Light measurements and spectral irradiance integrations

Irradiance light measurements were acquired with a Licor LI-1800 underwater spectroradiometer (Lincoln, Nebraska), either by hand immersion of the sensor in the holding tank or using SCUBA in the ocean. The spectroradiometer was positioned with the cosine collector sensor pointing upwards (downwelling light) or downwards (upwelling light) at multiple depths from 3.3 m to 16.6 m in Saanich inlet (Vancouver Island, British Columbia, Canada) with the ocean floor located at 150 m. Based on extinction coefficients for the spectrum 300–850 nm, calculated from downwelling measurements at 13.3 and 16.6 m depth, we derived spectral irradiance functions up to 100 m depth.

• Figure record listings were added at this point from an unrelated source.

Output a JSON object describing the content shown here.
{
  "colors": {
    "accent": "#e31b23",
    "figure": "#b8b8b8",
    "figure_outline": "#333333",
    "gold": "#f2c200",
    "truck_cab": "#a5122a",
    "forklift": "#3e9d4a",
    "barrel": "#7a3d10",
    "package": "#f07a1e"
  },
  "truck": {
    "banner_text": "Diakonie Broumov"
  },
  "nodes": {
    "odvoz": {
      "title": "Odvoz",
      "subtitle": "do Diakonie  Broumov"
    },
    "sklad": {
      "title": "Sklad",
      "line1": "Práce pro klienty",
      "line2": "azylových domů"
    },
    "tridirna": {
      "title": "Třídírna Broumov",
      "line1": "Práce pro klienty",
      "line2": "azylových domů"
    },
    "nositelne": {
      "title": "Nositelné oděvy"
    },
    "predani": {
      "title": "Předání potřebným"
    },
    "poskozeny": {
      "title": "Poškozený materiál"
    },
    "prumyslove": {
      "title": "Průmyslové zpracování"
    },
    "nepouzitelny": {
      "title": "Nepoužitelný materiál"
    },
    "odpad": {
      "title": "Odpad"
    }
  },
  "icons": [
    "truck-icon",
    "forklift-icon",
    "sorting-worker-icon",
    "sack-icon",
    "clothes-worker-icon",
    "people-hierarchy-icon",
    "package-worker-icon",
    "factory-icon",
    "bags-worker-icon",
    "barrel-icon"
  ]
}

Integrated irradiances were used to compare downwelling and upwelling light levels, and to estimate threshold depths for starry flounder vision. The latter were based on the fact that ~1013 photons m−2 s−1 is the irradiance required to elicit organ or whole animal visual responses in a variety of fishes and crustaceans39,40 that also inhabit these waters.

Availability of data

Data are available in the manuscript and as requested from the corresponding author.